Parricide : Raj Kiran Bundhoo condamné à 13 ans de prison ferme aux Assises pour le meurtre de sa tante

20 juillet 2012, 20:00

Par

Partager cet article

Facebook X WhatsApp

Parricide : Raj Kiran Bundhoo condamné à 13 ans de prison ferme aux Assises pour le meurtre de sa tante

Raj Kiran Bundhoo a écopé ce vendredi 20 juillet 2012 de 13 ans de réclusion criminelle pour le meurtre de sa tante. Les faits remontent au 30 mars 2007, à Sébastopol. Le prévenu avait maquillé son crime en un vol qui aurait mal tourné.  

Raj Kiran Bundhoo restera à l’ombre pour encore longtemps. Il a été reconnu coupable aux Assises, ce vendredi 20 juillet 2012, du meurtre de sa tante. Le juge Pritviraj Fekna l’a condamné à 13 ans de prison ferme. Selon l’accusation, il avait tué Foolwantee Jawaheer de sang-froid le 30 mars 2007. Il avait ensuite déplacé le cadavre pour faire croire à un vol qui aurait mal tourné.

Lors du procès, l’accusé a reconnu avoir tué sa tante Foolwantee Jawaheer, fin mars 2007, car il ne pouvait, dit-il, supporter les brimades de cette dernière. Il s’était rendu le jour du drame chez la victime, à Sebastopol, pour réclamer de l’argent, pour faire vivre sa famille. Sa compagne était alors enceinte de cinq mois. 

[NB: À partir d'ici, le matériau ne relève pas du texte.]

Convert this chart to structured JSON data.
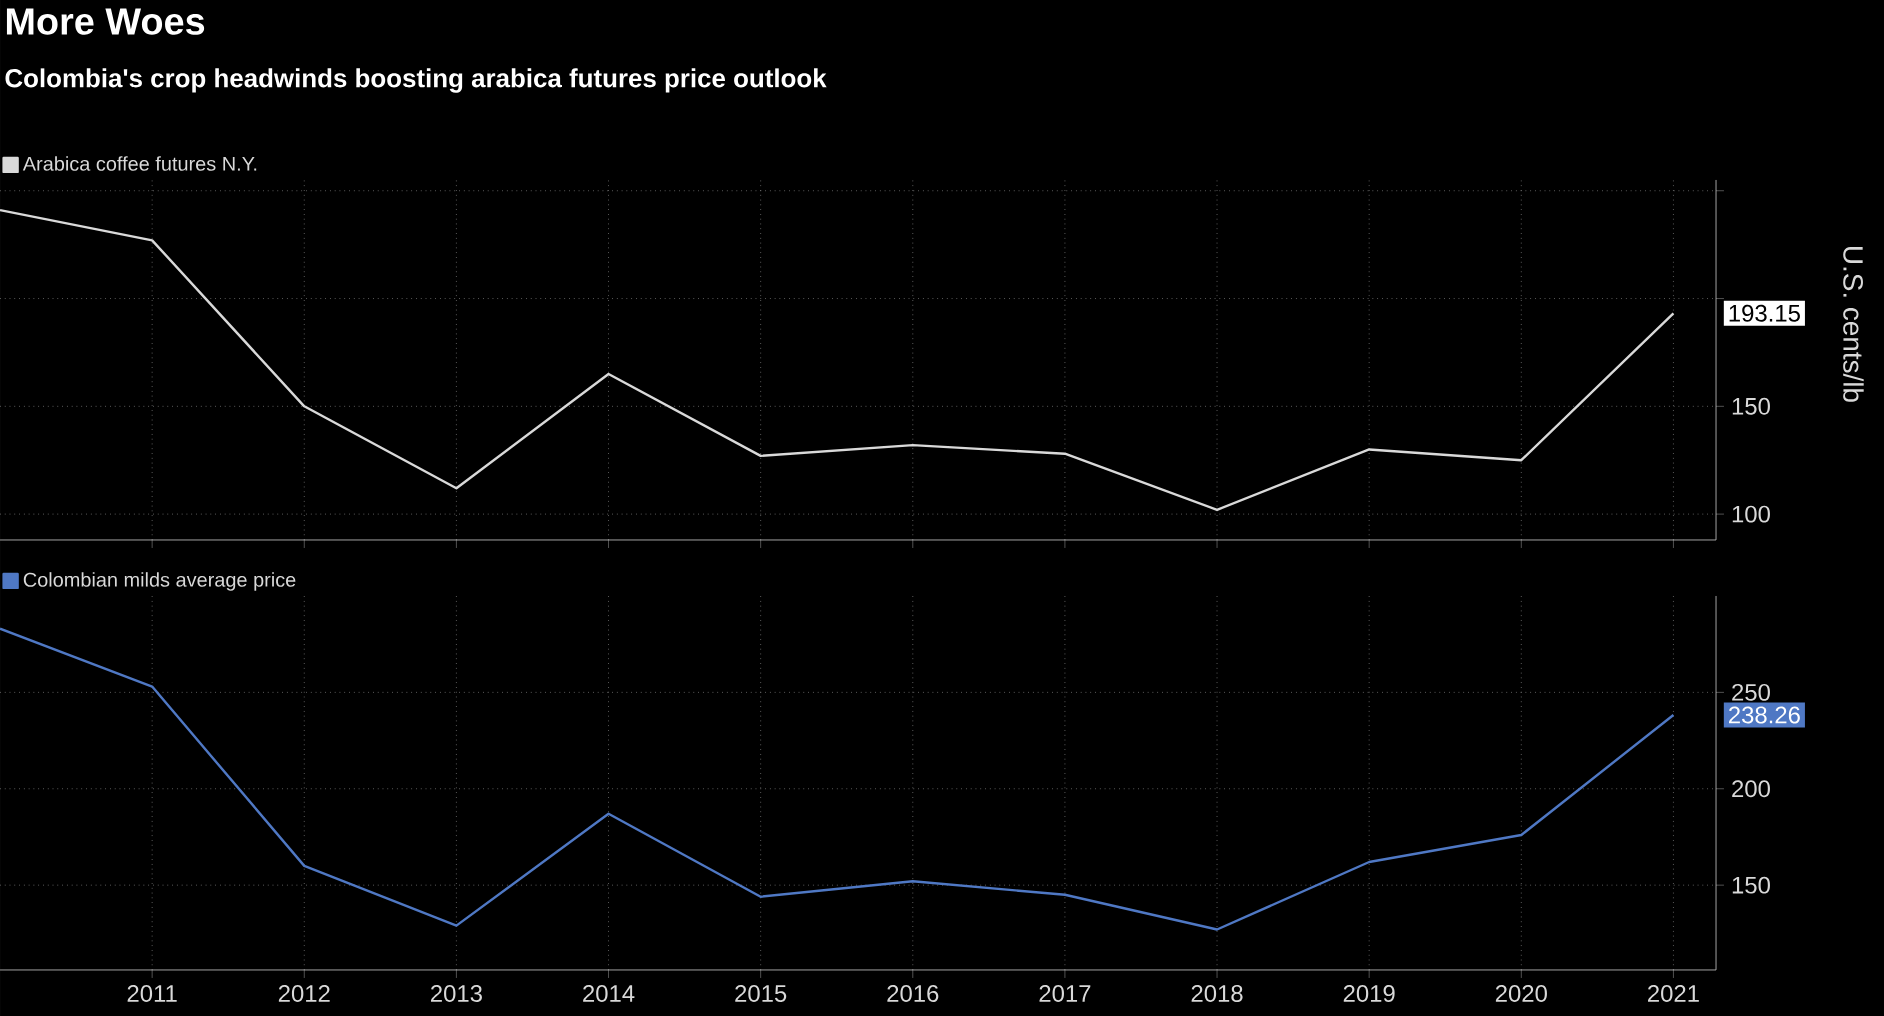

Selon son récit en cour d’Assises, le meurtrier, qui était défendu par Me Jean-Claude Bibi, avait une dent contre sa tante car elle ne cessait de lui faire des reproches quant à la façon dont il menait sa vie. Il l’a étranglé à l’aide d’une serviette avant de la plaquer sur le sol. Voyant qu’elle continuait à respirer, Raj Kiran Bundhoo l’a achevée en lui donnant des coups de pieds et de poings.

Après avoir commis son forfait, le meurtrier a pris la fuite en maquillant son meurtre en un cambriolage qui aurait mal tourné. Il avait déposé le corps de la victime sur son lit, avant de lui arracher un collier en  or. 

L’avocat de la poursuite, Me Pravind Harrah, a fait ressortir que le prévenu avait agi sous la colère, mais que cela n’excuse pas son crime. L’accusation d’assassinat a été modifiée à  celle de meurtre.